Behind the canvas: Damian Fulton

Fulton working on his piece “Greater than the whole.” ( Katrina Andaya)

Katrina Andaya

The Saddleback College Art Gallery is currently displaying the artwork of Damian Fulton. An L.A. and Orange County native, his unique art style intertwines urban culture with surf city USA.

Fulton’s work is displayed in chronological order, walking clockwise around the gallery, as his art progresses over the years.

On Saturday, Sept. 8, 2012, Fulton made a special appearance at the gallery where he demonstrated the painting of his current project, a mural called “Greater than the whole,” which will be displayed in his next show in Venice.

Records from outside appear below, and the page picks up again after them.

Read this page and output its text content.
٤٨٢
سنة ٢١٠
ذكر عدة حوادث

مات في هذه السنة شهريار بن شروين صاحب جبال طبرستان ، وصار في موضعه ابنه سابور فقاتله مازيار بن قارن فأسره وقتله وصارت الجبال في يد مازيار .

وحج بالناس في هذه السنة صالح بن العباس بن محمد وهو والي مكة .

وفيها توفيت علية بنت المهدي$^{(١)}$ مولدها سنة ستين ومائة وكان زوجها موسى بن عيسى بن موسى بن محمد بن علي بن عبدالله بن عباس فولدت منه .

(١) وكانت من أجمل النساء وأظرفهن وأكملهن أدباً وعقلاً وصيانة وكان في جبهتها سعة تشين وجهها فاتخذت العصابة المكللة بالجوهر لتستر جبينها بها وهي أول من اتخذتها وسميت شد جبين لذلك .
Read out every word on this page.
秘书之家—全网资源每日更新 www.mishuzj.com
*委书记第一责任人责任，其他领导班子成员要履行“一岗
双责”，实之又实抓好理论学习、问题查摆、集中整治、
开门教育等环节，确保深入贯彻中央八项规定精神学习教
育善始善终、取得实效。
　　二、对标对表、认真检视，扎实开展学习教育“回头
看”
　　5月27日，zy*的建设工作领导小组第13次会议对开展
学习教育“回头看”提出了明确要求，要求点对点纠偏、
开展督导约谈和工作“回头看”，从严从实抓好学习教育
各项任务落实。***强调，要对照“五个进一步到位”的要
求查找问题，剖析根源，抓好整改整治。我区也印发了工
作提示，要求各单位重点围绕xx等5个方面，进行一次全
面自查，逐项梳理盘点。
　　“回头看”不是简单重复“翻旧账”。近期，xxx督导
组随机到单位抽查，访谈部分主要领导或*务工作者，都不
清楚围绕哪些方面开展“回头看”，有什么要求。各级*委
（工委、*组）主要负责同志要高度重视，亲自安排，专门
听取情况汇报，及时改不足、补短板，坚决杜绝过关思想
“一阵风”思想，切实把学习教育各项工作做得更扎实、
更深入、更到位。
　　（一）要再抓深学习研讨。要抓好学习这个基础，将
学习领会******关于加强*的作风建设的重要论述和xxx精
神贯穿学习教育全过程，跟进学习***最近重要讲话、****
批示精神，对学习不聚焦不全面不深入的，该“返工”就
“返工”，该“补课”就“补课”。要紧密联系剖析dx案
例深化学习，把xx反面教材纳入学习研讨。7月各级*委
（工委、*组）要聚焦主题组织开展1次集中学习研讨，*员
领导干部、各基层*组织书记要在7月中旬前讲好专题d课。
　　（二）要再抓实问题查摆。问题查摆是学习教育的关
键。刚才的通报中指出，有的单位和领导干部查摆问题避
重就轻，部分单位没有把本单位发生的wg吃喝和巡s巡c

Fulton welcomed questions from any guests interested in his work. The Lariat was able to ask him a few questions about his art and where his ideas stem from.

You are known for mixing urban culture and surf culture in your art. Can you elaborate more on that?

Fulton: For me, because I grew up on the coast, and I think as a young kid, it was a period when all the surf movies were out and the Beach Boys’ music was really big.  It was very pure, joyous, clean and just a happy, happy place. When I finally started going to the beach, I realized that was non-existant. It was a dark place. The beach was a place where a lot of low lives went and surfers weren’t exactly glamorized and bikers hung out there by the beach. So I think that was a real shock for me growing up. To see my vision, my belief of what surf culture was, with the reality of the urban world spilling and meeting in one place.

Who or what are your influences?

Fulton: Early on it was cartoons, Disney, the ‘60s hot rod culture, monster movies, comics, and then as I was starting to become more aware of art I liked a lot of these fantasy artists like Frank Frazetta, the Brothers Hildebrandt, and Norman Rockwell, who is incredible. Then I started getting into more counter culture stuff like Rick Griffin, and more of the underground comic kind of stuff. The current guys I really like are Richard Williams, Todd Schorr, and Glenn Barr.

Are your pictures based in Huntington? I recognize the smoke stacks you use in your paintings and it looks like the ones at Huntington.

Fulton: It’s funny that you should say that because people in Florida, around the world, Japan, France, they all say thank you for capturing our beach. You really have nailed our beach with the ocean. But you know, I live in El Segundo and El Segundo has those smoke stacks, so I think it’s anywhere, and the beauty is those smoke stacks, this is a little artistic secret, those smoke stacks anchor often in the corner because they add weight and anchor and solidity to the composition. They’re a tool, but they also instantly say you’re not in Hawaii, you’re not in Bali or Mexico or some exotic location. You’re in the city. Right at the edge of the water is this stuff.

I know you did illustrations and comic books and worked for Disney, but now you are showing your art as yourself in an exhibit. What is easier? What you are doing now? Or being an illustrator?

Fulton: I think I’ve always in the past, to get an assignment to figure out how to communicate an idea and to have a deadline. I’ve done that my whole life and its thrilling and the interpretation of the message, to find that is nerve racking, but when you capture a visual that tells the story, that elevates whatever the project is, that helps build the point of view and that’s really exhilarating. And I’m very comfortable doing that although there’s kind of that nerve-racking period and anticipation to find out what the result will be. This for me actually came about as a way to offset the paintings… But the contemporary work was really a result of kind of a reaction to everything that was so controlled. I can paint what I love painting and what interests me and which is challenging and thrilling but there’s a certain level of personal angst and pressure I put on myself because I don’t like to repeat myself over and over again… I want to be able to expand my visual language and to be challenged.

What do you think of your illustration career and your artwork looking back at it all?

Fulton: It was really weird walking into this the first time. I felt a little vulnerable because I’ve never seen everything out in the open. All of my years sort of surrounding me. It was a little overwhelming.

When have you realized that you arrived as an artist or have achieved success?

Fulton: I don’t know if I’ll ever arrive. I don’t know what the mark of arrival would be. It seems that each step and opportunity gets me closer. I just keep trying to do things that are more significant or more challenging for me and I don’t think that will ever stop.

Lastly, what’s next for you? Are you more in demand now that you have done galleries and worked with art collectors?

Fulton: I’m doing this four-person show in Venice. I have some books that are coming out. What’s next for me is to continue exploring opportunities to do visual art that really pushes me. I’m doing some film work now and directing movies and just trying to find opportunities to expand my repertoire.